Metrics identified as "cross-category" are those that are relevant to any IRIS+ Impact Category or Impact Theme (i.e., these metrics are not specific to any particular industry/category or theme).
Client Individuals: Female (PI8330) is required for Joint Impact Indicator: Number of Female Patients Served.
JII definition: Number of female patient consultations provided by the client company during the reporting period.
JII guidance: Practitioners will need to collect total "Patients Served" to get a percentage.
JII applicability: Patients of a client company in the Health sector.
June 2022 - IRIS v5.3 Released (current version)
Immaterial change.

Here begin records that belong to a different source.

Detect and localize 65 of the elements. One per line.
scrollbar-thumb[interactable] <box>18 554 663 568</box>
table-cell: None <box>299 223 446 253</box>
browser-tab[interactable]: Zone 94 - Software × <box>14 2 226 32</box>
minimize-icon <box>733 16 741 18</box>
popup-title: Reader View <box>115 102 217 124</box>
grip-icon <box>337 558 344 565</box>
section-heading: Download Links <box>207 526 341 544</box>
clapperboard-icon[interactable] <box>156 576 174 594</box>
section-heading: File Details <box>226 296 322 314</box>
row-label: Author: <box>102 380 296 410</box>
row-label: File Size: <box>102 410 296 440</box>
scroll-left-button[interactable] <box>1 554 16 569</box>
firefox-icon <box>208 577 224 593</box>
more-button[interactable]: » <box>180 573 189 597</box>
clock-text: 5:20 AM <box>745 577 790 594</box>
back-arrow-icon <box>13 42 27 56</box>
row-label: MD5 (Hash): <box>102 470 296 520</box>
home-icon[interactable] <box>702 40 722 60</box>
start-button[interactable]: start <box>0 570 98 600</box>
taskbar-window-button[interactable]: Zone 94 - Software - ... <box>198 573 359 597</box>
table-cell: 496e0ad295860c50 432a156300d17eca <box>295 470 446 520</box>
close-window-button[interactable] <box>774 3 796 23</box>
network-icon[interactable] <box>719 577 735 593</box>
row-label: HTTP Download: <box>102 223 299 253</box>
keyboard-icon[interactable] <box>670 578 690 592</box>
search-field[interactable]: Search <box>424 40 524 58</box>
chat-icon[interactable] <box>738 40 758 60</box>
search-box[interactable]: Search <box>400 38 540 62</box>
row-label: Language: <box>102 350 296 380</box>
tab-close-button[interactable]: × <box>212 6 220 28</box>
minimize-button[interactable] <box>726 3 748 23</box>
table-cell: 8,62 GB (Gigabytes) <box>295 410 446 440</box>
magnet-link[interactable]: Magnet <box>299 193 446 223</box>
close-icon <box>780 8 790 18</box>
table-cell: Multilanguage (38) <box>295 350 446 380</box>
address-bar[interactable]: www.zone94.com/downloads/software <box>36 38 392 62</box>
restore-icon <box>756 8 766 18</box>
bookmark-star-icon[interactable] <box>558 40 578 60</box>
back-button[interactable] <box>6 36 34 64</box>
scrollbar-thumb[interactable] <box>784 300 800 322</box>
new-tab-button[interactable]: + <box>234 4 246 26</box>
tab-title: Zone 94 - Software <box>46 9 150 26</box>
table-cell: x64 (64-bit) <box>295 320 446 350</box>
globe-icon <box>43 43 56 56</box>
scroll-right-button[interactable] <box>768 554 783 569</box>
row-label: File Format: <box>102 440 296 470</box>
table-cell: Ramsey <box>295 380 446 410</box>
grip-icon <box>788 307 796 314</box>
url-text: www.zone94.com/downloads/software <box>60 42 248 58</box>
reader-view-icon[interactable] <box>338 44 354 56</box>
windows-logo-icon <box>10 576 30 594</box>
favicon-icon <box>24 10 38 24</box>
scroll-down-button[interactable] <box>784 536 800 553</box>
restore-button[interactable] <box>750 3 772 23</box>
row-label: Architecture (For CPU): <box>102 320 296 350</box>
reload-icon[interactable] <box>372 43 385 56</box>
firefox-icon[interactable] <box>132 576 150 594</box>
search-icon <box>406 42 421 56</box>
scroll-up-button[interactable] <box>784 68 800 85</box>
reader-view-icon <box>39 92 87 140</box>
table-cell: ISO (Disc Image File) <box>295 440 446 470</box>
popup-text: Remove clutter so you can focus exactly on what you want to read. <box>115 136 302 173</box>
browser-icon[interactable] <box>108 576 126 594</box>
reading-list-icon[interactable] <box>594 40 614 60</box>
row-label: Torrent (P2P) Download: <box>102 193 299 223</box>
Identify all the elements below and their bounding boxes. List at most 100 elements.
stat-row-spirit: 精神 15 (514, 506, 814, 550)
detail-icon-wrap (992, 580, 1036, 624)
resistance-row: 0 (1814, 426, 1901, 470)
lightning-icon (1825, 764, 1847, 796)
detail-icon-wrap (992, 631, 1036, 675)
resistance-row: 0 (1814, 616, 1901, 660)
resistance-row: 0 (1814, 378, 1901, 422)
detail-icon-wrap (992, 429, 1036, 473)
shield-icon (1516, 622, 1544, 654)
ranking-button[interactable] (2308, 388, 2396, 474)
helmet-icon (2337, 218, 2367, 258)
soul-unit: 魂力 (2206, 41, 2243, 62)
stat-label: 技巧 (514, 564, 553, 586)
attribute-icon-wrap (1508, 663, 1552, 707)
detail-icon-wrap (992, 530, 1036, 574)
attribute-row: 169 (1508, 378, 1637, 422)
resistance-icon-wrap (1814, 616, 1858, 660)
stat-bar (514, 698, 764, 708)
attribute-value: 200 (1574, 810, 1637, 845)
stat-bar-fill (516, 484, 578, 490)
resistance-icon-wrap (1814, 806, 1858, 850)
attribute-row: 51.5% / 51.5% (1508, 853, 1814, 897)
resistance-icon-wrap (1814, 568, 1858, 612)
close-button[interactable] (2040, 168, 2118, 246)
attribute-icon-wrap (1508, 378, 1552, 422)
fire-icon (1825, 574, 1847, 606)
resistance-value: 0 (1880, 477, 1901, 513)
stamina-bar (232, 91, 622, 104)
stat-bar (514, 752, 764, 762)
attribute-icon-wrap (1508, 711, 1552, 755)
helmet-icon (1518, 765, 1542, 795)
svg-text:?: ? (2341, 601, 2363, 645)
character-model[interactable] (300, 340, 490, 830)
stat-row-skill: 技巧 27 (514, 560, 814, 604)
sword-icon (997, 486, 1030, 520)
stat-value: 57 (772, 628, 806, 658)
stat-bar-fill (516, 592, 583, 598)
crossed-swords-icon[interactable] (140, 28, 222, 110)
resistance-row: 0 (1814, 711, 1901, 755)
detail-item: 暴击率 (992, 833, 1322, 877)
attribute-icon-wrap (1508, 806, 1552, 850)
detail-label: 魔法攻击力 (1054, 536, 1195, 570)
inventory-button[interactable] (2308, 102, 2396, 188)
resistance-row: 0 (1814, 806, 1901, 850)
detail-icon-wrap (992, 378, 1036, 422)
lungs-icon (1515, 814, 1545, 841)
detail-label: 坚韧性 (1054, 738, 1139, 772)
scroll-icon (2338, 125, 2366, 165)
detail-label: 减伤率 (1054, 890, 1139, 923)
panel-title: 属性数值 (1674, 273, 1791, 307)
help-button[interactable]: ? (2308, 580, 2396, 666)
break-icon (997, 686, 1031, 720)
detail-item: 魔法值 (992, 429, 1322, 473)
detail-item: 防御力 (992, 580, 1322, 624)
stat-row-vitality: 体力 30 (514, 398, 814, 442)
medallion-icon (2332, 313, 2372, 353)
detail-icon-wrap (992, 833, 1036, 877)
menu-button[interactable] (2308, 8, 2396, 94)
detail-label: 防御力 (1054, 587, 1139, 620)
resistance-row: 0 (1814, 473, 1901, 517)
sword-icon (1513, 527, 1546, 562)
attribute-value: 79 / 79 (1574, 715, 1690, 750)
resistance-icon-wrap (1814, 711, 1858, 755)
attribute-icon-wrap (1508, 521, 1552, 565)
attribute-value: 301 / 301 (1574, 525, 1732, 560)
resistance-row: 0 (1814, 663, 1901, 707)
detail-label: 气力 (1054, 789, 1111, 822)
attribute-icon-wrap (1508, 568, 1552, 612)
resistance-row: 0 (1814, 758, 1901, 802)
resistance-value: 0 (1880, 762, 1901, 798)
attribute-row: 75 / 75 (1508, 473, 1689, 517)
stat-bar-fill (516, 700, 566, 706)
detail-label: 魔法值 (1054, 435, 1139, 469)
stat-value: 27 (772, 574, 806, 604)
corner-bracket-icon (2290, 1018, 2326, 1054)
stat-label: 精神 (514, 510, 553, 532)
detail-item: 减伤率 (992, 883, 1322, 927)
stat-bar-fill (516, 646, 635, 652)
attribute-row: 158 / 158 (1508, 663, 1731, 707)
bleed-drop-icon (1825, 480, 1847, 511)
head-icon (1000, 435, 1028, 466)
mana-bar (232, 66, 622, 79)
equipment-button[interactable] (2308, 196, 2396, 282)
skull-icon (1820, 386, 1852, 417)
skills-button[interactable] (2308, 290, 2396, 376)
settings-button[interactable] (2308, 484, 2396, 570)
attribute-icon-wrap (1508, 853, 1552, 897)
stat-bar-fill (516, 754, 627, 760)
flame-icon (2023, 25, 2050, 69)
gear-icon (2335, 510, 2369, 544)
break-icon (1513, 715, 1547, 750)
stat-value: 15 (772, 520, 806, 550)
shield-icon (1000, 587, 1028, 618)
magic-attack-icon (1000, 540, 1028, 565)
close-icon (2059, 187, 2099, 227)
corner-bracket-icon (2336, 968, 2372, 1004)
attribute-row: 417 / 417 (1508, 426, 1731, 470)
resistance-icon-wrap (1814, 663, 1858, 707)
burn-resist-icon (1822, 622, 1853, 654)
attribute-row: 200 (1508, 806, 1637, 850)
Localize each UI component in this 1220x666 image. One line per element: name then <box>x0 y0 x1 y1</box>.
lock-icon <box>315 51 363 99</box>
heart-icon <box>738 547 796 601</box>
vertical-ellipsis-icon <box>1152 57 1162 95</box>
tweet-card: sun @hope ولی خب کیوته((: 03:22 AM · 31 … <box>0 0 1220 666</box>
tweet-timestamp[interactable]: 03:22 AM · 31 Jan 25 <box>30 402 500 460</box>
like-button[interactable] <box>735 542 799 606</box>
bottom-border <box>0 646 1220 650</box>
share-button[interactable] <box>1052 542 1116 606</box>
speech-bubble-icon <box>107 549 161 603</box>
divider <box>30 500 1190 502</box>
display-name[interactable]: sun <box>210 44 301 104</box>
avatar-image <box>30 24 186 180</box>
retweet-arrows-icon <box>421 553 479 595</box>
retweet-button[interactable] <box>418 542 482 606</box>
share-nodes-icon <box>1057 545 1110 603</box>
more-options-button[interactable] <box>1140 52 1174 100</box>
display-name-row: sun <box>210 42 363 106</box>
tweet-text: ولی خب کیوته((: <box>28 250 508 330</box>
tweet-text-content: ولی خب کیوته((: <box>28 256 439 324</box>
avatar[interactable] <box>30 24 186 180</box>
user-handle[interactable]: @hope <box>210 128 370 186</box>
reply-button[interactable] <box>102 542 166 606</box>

Minor revision to usage guidance for clarity.
January 2020 - IRIS v5.1 Released
No change.
May 2019 - IRIS v5.0 Released
No change.
March 2016 - IRIS v4.0 Released
No change.
March 2014 - IRIS v3.0 Released
Material change. Metric definition modified to provide clarity based on best practices and standard guidance.
November 2011 - IRIS v2.2 Released
Immaterial change. Client Individuals: Female (PI8330) replaced Client Information (PI8330). Minor revision to definition language and metric name for clarity.
February 2011 - IRIS v2.1 Released
No change.
September 2010 - IRIS v2.0 Released
Immaterial change. Client Information (PI8330) replaced Demographic Served: Women (DES13.1). IRIS ID / metric name changed due to framework upgrade. Minor revision to definition language for clarity.
September 2009 - IRIS v1.0 Released
New metric. Demographic Served: Women (DES13.1) was developed via the Original IRIS Working Group.